Australia/Israel Review


Media Microscope: The Measure of a Man

Jan 29, 2014 | Allon Lee

Allon Lee

It is a measure of the man’s impact that Ariel Sharon’s passing, coming eight years after his term in office was tragically cut short, reverberated across the local media.

Commenting on the funeral services, Brian Thomson said, “his Arab opponents regarded him as a war criminal because of his failure to prevent the massacre of Palestinians during the invasion of Lebanon in 1982. The leaders of the Arab world, to no one’s surprise, [are] absent from today’s memorial.” Or perhaps it is because Israel is still technically at war with more than 20 Arab countries? SBS TV “World News” (Jan. 13).

Pondering the prospects for peace if Sharon had lived, Tony Walker suggested, “it is at least possible someone of Sharon’s character and determination might have proved a more constructive participant in various peace initiatives than his successors, including incumbent Benjamin Netanyahu.” This is doubtful. In 2008, Sharon’s political heir Ehud Olmert offered the most extensive concessions for peace to date. And current PM Netanyahu was rebuffed for five years before Palestinian Authority President Mahmoud Abbas agreed to even participate in peace talks. Also questionable was Walker’s claim that “Rabin’s death at the hands of an Israeli assassin in 1995 traumatised prospects of a two-state settlement.” It wasn’t the assassination but the subsequent deadly bus bombings by Hamas during the election campaign of Rabin’s successor, Shimon Peres, that narrowly secured Netanyahu the prime ministership with a mandate to demand an end to terror before proceeding with the peace process, Australian Financial Review (Jan. 13).

The Australian‘s editorial (Jan. 13) remarked that Sharon embodied the principle “no one should ever expect the Jewish state to be anything but uncompromisingly tough on its security and right to exist” which “Palestinian leaders too often wilfully seek to ignore.”

An AFR (Jan. 14) editorial praised Sharon for making Israel “more secure than it was, and better able to weather the new storms.
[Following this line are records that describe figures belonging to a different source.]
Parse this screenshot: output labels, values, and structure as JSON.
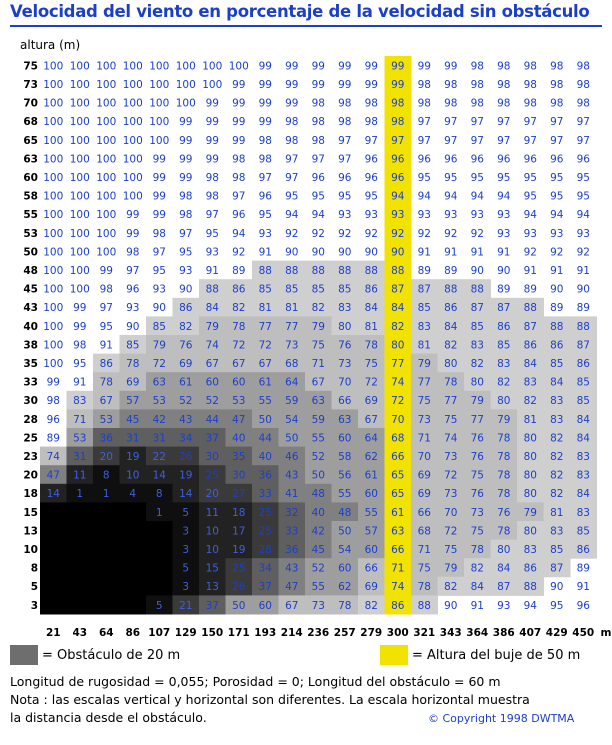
{
  "page": {
    "title": "Velocidad del viento en porcentaje de la velocidad sin obstáculo",
    "copyright": "© Copyright 1998 DWTMA"
  },
  "colors": {
    "title": "#1c3fc9",
    "text_blue": "#1c3fc9",
    "hub_highlight": "#f2e200",
    "obstacle_swatch": "#6e6e6e"
  },
  "legend": {
    "obstacle_label": "= Obstáculo de 20 m",
    "hub_label": "= Altura del buje de 50 m"
  },
  "notes": {
    "line1": "Longitud de rugosidad = 0,055; Porosidad = 0; Longitud del obstáculo = 60 m",
    "line2": "Nota : las escalas vertical y horizontal son diferentes. La escala horizontal muestra",
    "line3": "la distancia desde el obstáculo."
  },
  "chart_data": {
    "type": "heatmap",
    "title": "Velocidad del viento en porcentaje de la velocidad sin obstáculo",
    "ylabel": "altura (m)",
    "xlabel": "",
    "x_unit": "m",
    "highlight_x": 300,
    "x": [
      21,
      43,
      64,
      86,
      107,
      129,
      150,
      171,
      193,
      214,
      236,
      257,
      279,
      300,
      321,
      343,
      364,
      386,
      407,
      429,
      450
    ],
    "y": [
      75,
      73,
      70,
      68,
      65,
      63,
      60,
      58,
      55,
      53,
      50,
      48,
      45,
      43,
      40,
      38,
      35,
      33,
      30,
      28,
      25,
      23,
      20,
      18,
      15,
      13,
      10,
      8,
      5,
      3
    ],
    "values": [
      [
        100,
        100,
        100,
        100,
        100,
        100,
        100,
        100,
        99,
        99,
        99,
        99,
        99,
        99,
        99,
        99,
        98,
        98,
        98,
        98,
        98
      ],
      [
        100,
        100,
        100,
        100,
        100,
        100,
        100,
        99,
        99,
        99,
        99,
        99,
        99,
        99,
        98,
        98,
        98,
        98,
        98,
        98,
        98
      ],
      [
        100,
        100,
        100,
        100,
        100,
        100,
        99,
        99,
        99,
        99,
        98,
        98,
        98,
        98,
        98,
        98,
        98,
        98,
        98,
        98,
        98
      ],
      [
        100,
        100,
        100,
        100,
        100,
        99,
        99,
        99,
        99,
        98,
        98,
        98,
        98,
        98,
        97,
        97,
        97,
        97,
        97,
        97,
        97
      ],
      [
        100,
        100,
        100,
        100,
        100,
        99,
        99,
        99,
        98,
        98,
        98,
        97,
        97,
        97,
        97,
        97,
        97,
        97,
        97,
        97,
        97
      ],
      [
        100,
        100,
        100,
        100,
        99,
        99,
        99,
        98,
        98,
        97,
        97,
        97,
        96,
        96,
        96,
        96,
        96,
        96,
        96,
        96,
        96
      ],
      [
        100,
        100,
        100,
        100,
        99,
        99,
        98,
        98,
        97,
        97,
        96,
        96,
        96,
        96,
        95,
        95,
        95,
        95,
        95,
        95,
        95
      ],
      [
        100,
        100,
        100,
        100,
        99,
        98,
        98,
        97,
        96,
        95,
        95,
        95,
        95,
        94,
        94,
        94,
        94,
        94,
        95,
        95,
        95
      ],
      [
        100,
        100,
        100,
        99,
        99,
        98,
        97,
        96,
        95,
        94,
        94,
        93,
        93,
        93,
        93,
        93,
        93,
        93,
        94,
        94,
        94
      ],
      [
        100,
        100,
        100,
        99,
        98,
        97,
        95,
        94,
        93,
        92,
        92,
        92,
        92,
        92,
        92,
        92,
        92,
        93,
        93,
        93,
        93
      ],
      [
        100,
        100,
        100,
        98,
        97,
        95,
        93,
        92,
        91,
        90,
        90,
        90,
        90,
        90,
        91,
        91,
        91,
        91,
        92,
        92,
        92
      ],
      [
        100,
        100,
        99,
        97,
        95,
        93,
        91,
        89,
        88,
        88,
        88,
        88,
        88,
        88,
        89,
        89,
        90,
        90,
        91,
        91,
        91
      ],
      [
        100,
        100,
        98,
        96,
        93,
        90,
        88,
        86,
        85,
        85,
        85,
        85,
        86,
        87,
        87,
        88,
        88,
        89,
        89,
        90,
        90
      ],
      [
        100,
        99,
        97,
        93,
        90,
        86,
        84,
        82,
        81,
        81,
        82,
        83,
        84,
        84,
        85,
        86,
        87,
        87,
        88,
        89,
        89
      ],
      [
        100,
        99,
        95,
        90,
        85,
        82,
        79,
        78,
        77,
        77,
        79,
        80,
        81,
        82,
        83,
        84,
        85,
        86,
        87,
        88,
        88
      ],
      [
        100,
        98,
        91,
        85,
        79,
        76,
        74,
        72,
        72,
        73,
        75,
        76,
        78,
        80,
        81,
        82,
        83,
        85,
        86,
        86,
        87
      ],
      [
        100,
        95,
        86,
        78,
        72,
        69,
        67,
        67,
        67,
        68,
        71,
        73,
        75,
        77,
        79,
        80,
        82,
        83,
        84,
        85,
        86
      ],
      [
        99,
        91,
        78,
        69,
        63,
        61,
        60,
        60,
        61,
        64,
        67,
        70,
        72,
        74,
        77,
        78,
        80,
        82,
        83,
        84,
        85
      ],
      [
        98,
        83,
        67,
        57,
        53,
        52,
        52,
        53,
        55,
        59,
        63,
        66,
        69,
        72,
        75,
        77,
        79,
        80,
        82,
        83,
        85
      ],
      [
        96,
        71,
        53,
        45,
        42,
        43,
        44,
        47,
        50,
        54,
        59,
        63,
        67,
        70,
        73,
        75,
        77,
        79,
        81,
        83,
        84
      ],
      [
        89,
        53,
        36,
        31,
        31,
        34,
        37,
        40,
        44,
        50,
        55,
        60,
        64,
        68,
        71,
        74,
        76,
        78,
        80,
        82,
        84
      ],
      [
        74,
        31,
        20,
        19,
        22,
        26,
        30,
        35,
        40,
        46,
        52,
        58,
        62,
        66,
        70,
        73,
        76,
        78,
        80,
        82,
        83
      ],
      [
        47,
        11,
        8,
        10,
        14,
        19,
        25,
        30,
        36,
        43,
        50,
        56,
        61,
        65,
        69,
        72,
        75,
        78,
        80,
        82,
        83
      ],
      [
        14,
        1,
        1,
        4,
        8,
        14,
        20,
        27,
        33,
        41,
        48,
        55,
        60,
        65,
        69,
        73,
        76,
        78,
        80,
        82,
        84
      ],
      [
        null,
        null,
        null,
        null,
        1,
        5,
        11,
        18,
        25,
        32,
        40,
        48,
        55,
        61,
        66,
        70,
        73,
        76,
        79,
        81,
        83
      ],
      [
        null,
        null,
        null,
        null,
        null,
        3,
        10,
        17,
        25,
        33,
        42,
        50,
        57,
        63,
        68,
        72,
        75,
        78,
        80,
        83,
        85
      ],
      [
        null,
        null,
        null,
        null,
        null,
        3,
        10,
        19,
        28,
        36,
        45,
        54,
        60,
        66,
        71,
        75,
        78,
        80,
        83,
        85,
        86
      ],
      [
        null,
        null,
        null,
        null,
        null,
        5,
        15,
        25,
        34,
        43,
        52,
        60,
        66,
        71,
        75,
        79,
        82,
        84,
        86,
        87,
        89
      ],
      [
        null,
        null,
        null,
        null,
        null,
        3,
        13,
        26,
        37,
        47,
        55,
        62,
        69,
        74,
        78,
        82,
        84,
        87,
        88,
        90,
        91
      ],
      [
        null,
        null,
        null,
        null,
        5,
        21,
        37,
        50,
        60,
        67,
        73,
        78,
        82,
        86,
        88,
        90,
        91,
        93,
        94,
        95,
        96
      ]
    ]
  }
}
That is far more than can be said about many politicians in the Middle East,” but wondered if “peace was arguably the secondary objective” in “giving away the Gaza Strip” to allow Sharon to “concentrate on the much larger, and politically far more important, West Bank.”

Charles Richardson accepted Sharon’s peace plans as sincere, suggesting that “of course there’s an argument that it was all a sham…. But that’s certainly not what the Likudniks thought at the time. Sharon was fiercely denounced across the Israeli right.” His colleague, Guy Rundle, used Sharon’s death as opportunity to offer such delusional and childish insights as “the paradox for Israel is that, having lost its role as a necessary sanctuary and homeland for Jews around the world, much of its identity comes, not despite, but because of its oppression of the Palestinians,” Crikey (Jan. 13).
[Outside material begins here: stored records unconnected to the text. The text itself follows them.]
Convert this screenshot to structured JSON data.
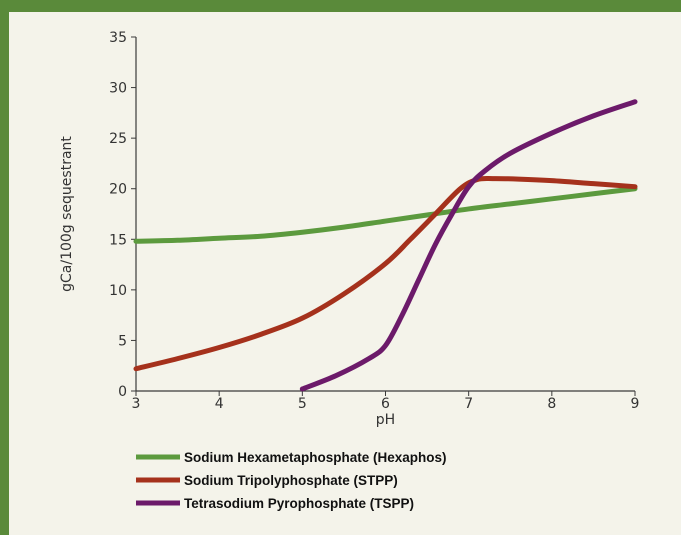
{
  "chart_data": {
    "type": "line",
    "title": "",
    "xlabel": "pH",
    "ylabel": "gCa/100g sequestrant",
    "xlim": [
      3,
      9
    ],
    "ylim": [
      0,
      35
    ],
    "xticks": [
      3,
      4,
      5,
      6,
      7,
      8,
      9
    ],
    "yticks": [
      0,
      5,
      10,
      15,
      20,
      25,
      30,
      35
    ],
    "grid": false,
    "legend_position": "bottom",
    "series": [
      {
        "name": "Sodium Hexametaphosphate (Hexaphos)",
        "color": "#5c9a3e",
        "x": [
          3,
          3.5,
          4,
          4.5,
          5,
          5.5,
          6,
          6.5,
          7,
          7.5,
          8,
          8.5,
          9
        ],
        "y": [
          14.8,
          14.9,
          15.1,
          15.3,
          15.7,
          16.2,
          16.8,
          17.4,
          18.0,
          18.5,
          19.0,
          19.5,
          20.0
        ]
      },
      {
        "name": "Sodium Tripolyphosphate (STPP)",
        "color": "#a5311c",
        "x": [
          3,
          3.5,
          4,
          4.5,
          5,
          5.5,
          6,
          6.3,
          6.6,
          6.9,
          7.1,
          7.3,
          7.6,
          8,
          8.5,
          9
        ],
        "y": [
          2.2,
          3.2,
          4.3,
          5.6,
          7.2,
          9.6,
          12.6,
          15.0,
          17.5,
          20.0,
          20.9,
          21.0,
          20.95,
          20.8,
          20.5,
          20.2
        ]
      },
      {
        "name": "Tetrasodium Pyrophosphate (TSPP)",
        "color": "#6c1a6a",
        "x": [
          5,
          5.4,
          5.8,
          6,
          6.2,
          6.4,
          6.6,
          6.8,
          7,
          7.2,
          7.5,
          8,
          8.5,
          9
        ],
        "y": [
          0.2,
          1.5,
          3.2,
          4.5,
          7.5,
          11.0,
          14.5,
          17.5,
          20.2,
          21.8,
          23.5,
          25.5,
          27.2,
          28.6
        ]
      }
    ]
  }
}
Ian Birrell blamed Sharon for the Lebanon war thereby “dragg[ing] his people into a quagmire… Israel’s invincibility had ended, its image indelibly stained, and its army trapped into ill-fated occupation for nearly two decades…that… provoked the rise of Islamic militias that make any peace deal far more difficult,” Canberra Times (Jan. 14).
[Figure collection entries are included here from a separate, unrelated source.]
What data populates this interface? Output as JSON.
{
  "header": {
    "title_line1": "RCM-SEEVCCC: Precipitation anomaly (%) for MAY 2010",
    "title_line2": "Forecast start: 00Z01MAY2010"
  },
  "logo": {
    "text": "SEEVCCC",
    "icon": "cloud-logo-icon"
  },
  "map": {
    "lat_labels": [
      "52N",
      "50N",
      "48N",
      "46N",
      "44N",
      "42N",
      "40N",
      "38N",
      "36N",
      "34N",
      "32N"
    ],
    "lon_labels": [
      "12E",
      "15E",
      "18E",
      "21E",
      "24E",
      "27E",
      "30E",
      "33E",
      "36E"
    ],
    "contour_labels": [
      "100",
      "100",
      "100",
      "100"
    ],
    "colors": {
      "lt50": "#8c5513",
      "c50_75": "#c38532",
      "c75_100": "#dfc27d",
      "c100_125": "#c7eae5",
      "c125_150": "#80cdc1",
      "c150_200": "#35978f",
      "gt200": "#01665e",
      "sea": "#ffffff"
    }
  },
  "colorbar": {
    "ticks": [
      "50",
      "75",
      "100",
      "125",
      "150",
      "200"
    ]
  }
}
But as AIJAC’s Ahron Shapiro noted, “the defeat of the PLO’s military arm in Lebanon and the expulsion of the organisation’s leadership to Tunisia all but eliminated the PLO’s military options, laying the foundations for the Oslo Accords the following decade.” Shapiro noted that Sharon was not “the quintessential rightwinger” he was often portrayed as, but “Israel’s first truly centrist prime minister” – citing his close relationship “with Labor icons prime minister David Ben-Gurion and Israeli Defence Forces chief-of-staff Moshe Dayan” in the early days of the state, Australian (Jan. 13).

AIJAC’s Sharyn Mittelman expounded on Sharon’s establishment of the Kadima party which forged “a new Israeli consensus” and was a “centrist bloc acknowledge[ing] the necessity of a two-state peace but…with serious scepticism over the willingness and ability of the Palestinian leadership to make this a reality,” Canberra Times (Jan. 16).

John Lyons piggybacked onto Sharon’s death to promote his own ill-informed views on settlements, asking “had not Sharon’s support for settlements made US Secretary of State John Kerry’s attempt to achieve a two-state solution almost impossible?” The irony is that it was Sharon who committed in 2004 not to establish new settlements or expand the boundaries of existing settlements (which only cover 1.1% of the West Bank anyway), a policy respected by all his successors. This has ensured that essentially the same conditions pertain on the West Bank as when the Palestinian Authority rejected Israel’s previous three offers of statehood, disproving Lyons’ attempt to portray settlements as a major obstacle to peace, Australian (Jan. 18).